After receiving the minister’s support (our first tangible accomplishment), we gathered the most enthusiastic students and presented them with copies of Oleksa Tykhy’s book Mova — narod (Language — Nation). It was a very symbolic present. Tykhy also comes from Donbas. A typewritten copy of his book was found in one of the local dissidents’ archive. The book was eventually published by the Smoloskyp Publishers thanks to the same youth community that is campaigning for adding Stus’ name to the name of Donetsk University. The thing was not the book itself (although it was, no doubt, a praiseworthy project)—the students had a feeling they were moving in the right direction. Even if it was only the support of a minister, it was a step toward the goal.
Let me emphasize that Stus is a figure that is absolutely outside politics.
L.I.: It is apolitical today because most likely he could have never foreseen the kind of politics we are faced with. You are right: your project must be above politics, for this is the only way for it to have noble import. A man with such public stand, extraordinary talent, and courage is what Ukraine needs as an indicator of the degree of malaise within our society, so we can see how far from normal we have gone. I wish I could ask those who oppose the naming initiative, Where were you when Vasyl Stus was serving his term in a prison camp in Mordovia?
S.F.: You know, back in 1981 Vasyl Stus wrote this prophetic poem:
The evening sun will dim amidst
Flutter like a bird and melt into
Then, in the dark, you’ll realize what life is,
And what is the fleeting moment, shining sun.

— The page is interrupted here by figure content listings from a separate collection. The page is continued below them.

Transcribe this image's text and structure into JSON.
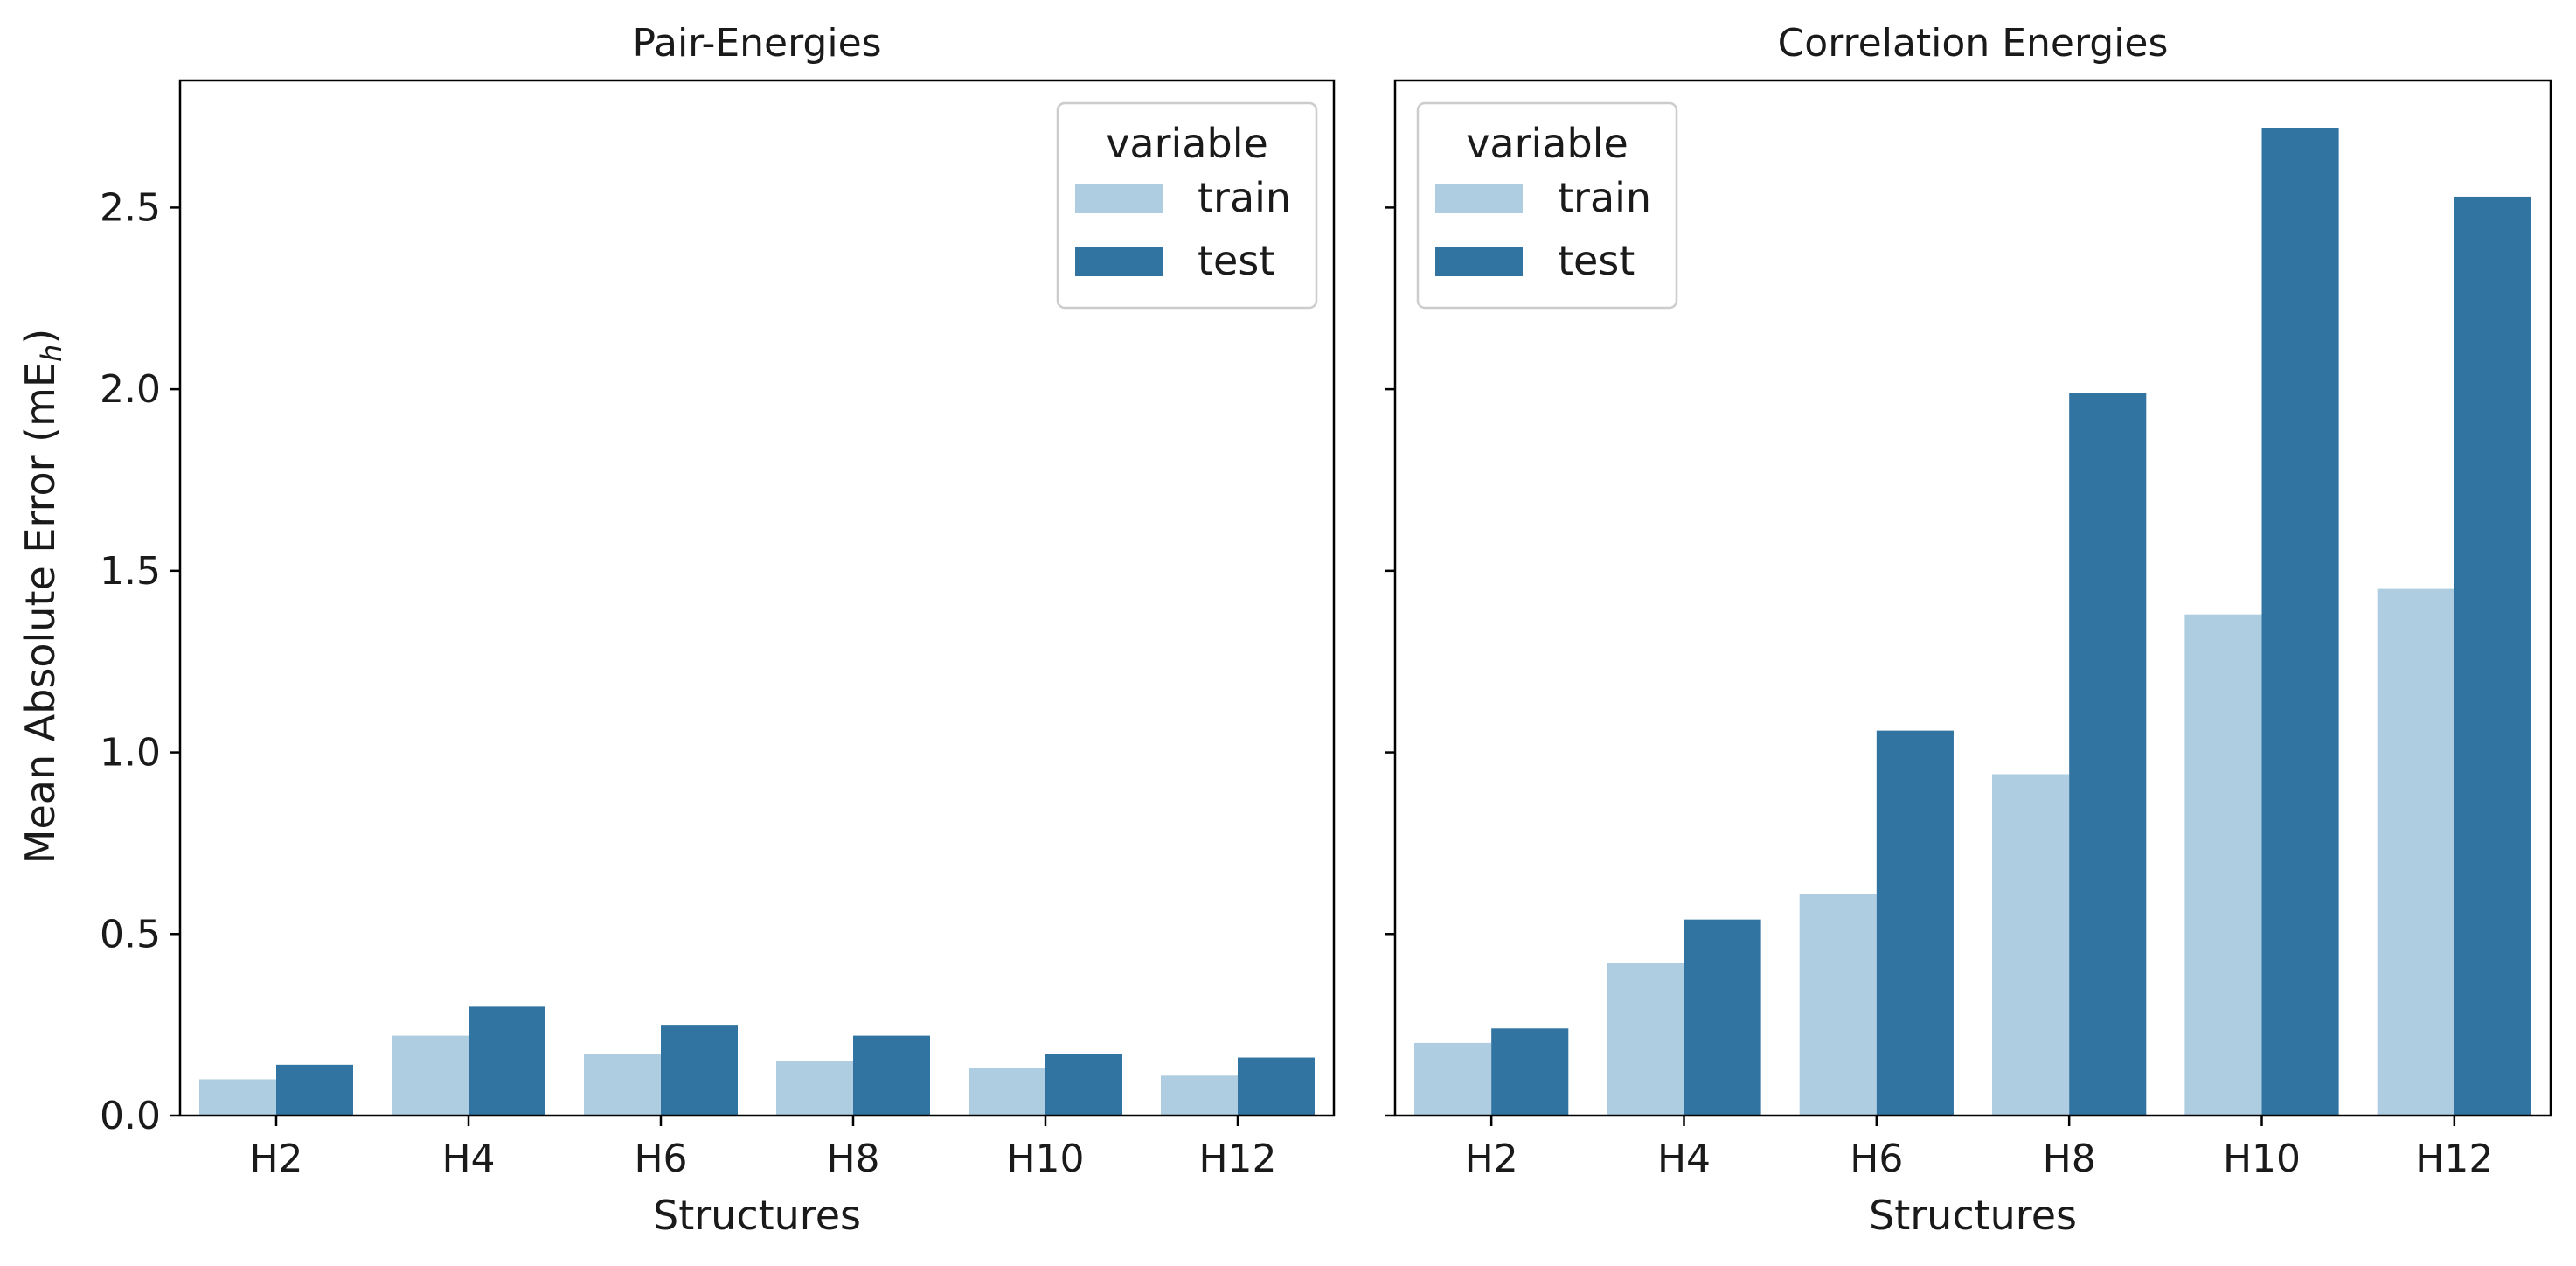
{
  "colors": {
    "train": "#aecde1",
    "test": "#3274a1",
    "axis": "#000000",
    "legend_border": "#cccccc"
  },
  "ylabel": "Mean Absolute Error (mE",
  "ylabel_sub": "h",
  "ylabel_close": ")",
  "chart_data": [
    {
      "type": "bar",
      "title": "Pair-Energies",
      "xlabel": "Structures",
      "categories": [
        "H2",
        "H4",
        "H6",
        "H8",
        "H10",
        "H12"
      ],
      "ylim": [
        0,
        2.85
      ],
      "yticks": [
        0.0,
        0.5,
        1.0,
        1.5,
        2.0,
        2.5
      ],
      "ytick_labels": [
        "0.0",
        "0.5",
        "1.0",
        "1.5",
        "2.0",
        "2.5"
      ],
      "legend": {
        "title": "variable",
        "position": "top-right",
        "entries": [
          "train",
          "test"
        ]
      },
      "series": [
        {
          "name": "train",
          "values": [
            0.1,
            0.22,
            0.17,
            0.15,
            0.13,
            0.11
          ]
        },
        {
          "name": "test",
          "values": [
            0.14,
            0.3,
            0.25,
            0.22,
            0.17,
            0.16
          ]
        }
      ]
    },
    {
      "type": "bar",
      "title": "Correlation Energies",
      "xlabel": "Structures",
      "categories": [
        "H2",
        "H4",
        "H6",
        "H8",
        "H10",
        "H12"
      ],
      "ylim": [
        0,
        2.85
      ],
      "yticks": [
        0.0,
        0.5,
        1.0,
        1.5,
        2.0,
        2.5
      ],
      "legend": {
        "title": "variable",
        "position": "top-left",
        "entries": [
          "train",
          "test"
        ]
      },
      "series": [
        {
          "name": "train",
          "values": [
            0.2,
            0.42,
            0.61,
            0.94,
            1.38,
            1.45
          ]
        },
        {
          "name": "test",
          "values": [
            0.24,
            0.54,
            1.06,
            1.99,
            2.72,
            2.53
          ]
        }
      ]
    }
  ]
}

Then, casting heavy eyes over
In the quiet hour of twilight,
In the rock-solid marble haze,
You will glimpse Ukraine,
And the hostile blue
and orange colors
Will appear as a heavy cross
or a foe’s ill wish.
Vasyl Stus stands over and above all political forces and parties. There are no names except his in our project, and nor shall there be any. There will be no mention of Fedorchuk or the NGO site’s editor Tkachenko. It’s not about us, nor even about the 600 students who have signed our petition.
L.I.: The Ostroh Club members joined your initiative as soon as they learned about it. By the way, Den’ and Ostroh Club organized Stus readings at Ostroh Academy in January 2008. One of the participants was Serhii Nesvit, a graduate student who had come from Donetsk. His presentation was remembered in Ostroh this year because the previous year he was extremely well-prepared and gave a fascinating account of Stus’ life. Even then I had a feeling that the attitude of Donetsk University students to Vasyl Stus was not superficial. Rather, they demonstrated profound knowledge and, most importantly, understanding of his life and poetry. For the philology students at Ostroh Academy Nesvit’s presentation was an interesting lecture.
Many people may not know who Vasyl Stus is. We must give give them a chance and time. We dedicated last year to Stus not simply to honor his memory, but to let people who did not understand the importance of his words look at him from a different angle, appreciate his extraordinary energy and his unprecedented story in the Soviet Union, which by then seemed to have become vegetarian.
S.F.: Yes, Vasyl Stus succeeded in making the Soviet regime go berserk—not with the aid of arms or rebellion, but with his public stand. That is why we are convinced that the university must bear precisely his name and not one of those that are now being circulated now.
L.I.: Of course, we must remember all those worthy individuals who did important things during Soviet times, but the younger generation must have different role models. We are now faced with totally different tasks than they were. We should not confront people who continue living in the past and those who still fail to realize the importance of your requirements. You are not interested in aggravating the conflict, are you? Therefore, you ought to meet your opponents halfway, so you can keep your doors open.
S.F.: Of course, what we want is not only to name the university, but also to be understood by its administration and the local authorities. May the name of Vasyl Stus become the cornerstone of a new, adequate, interesting, cultured, and intelligent Donbas.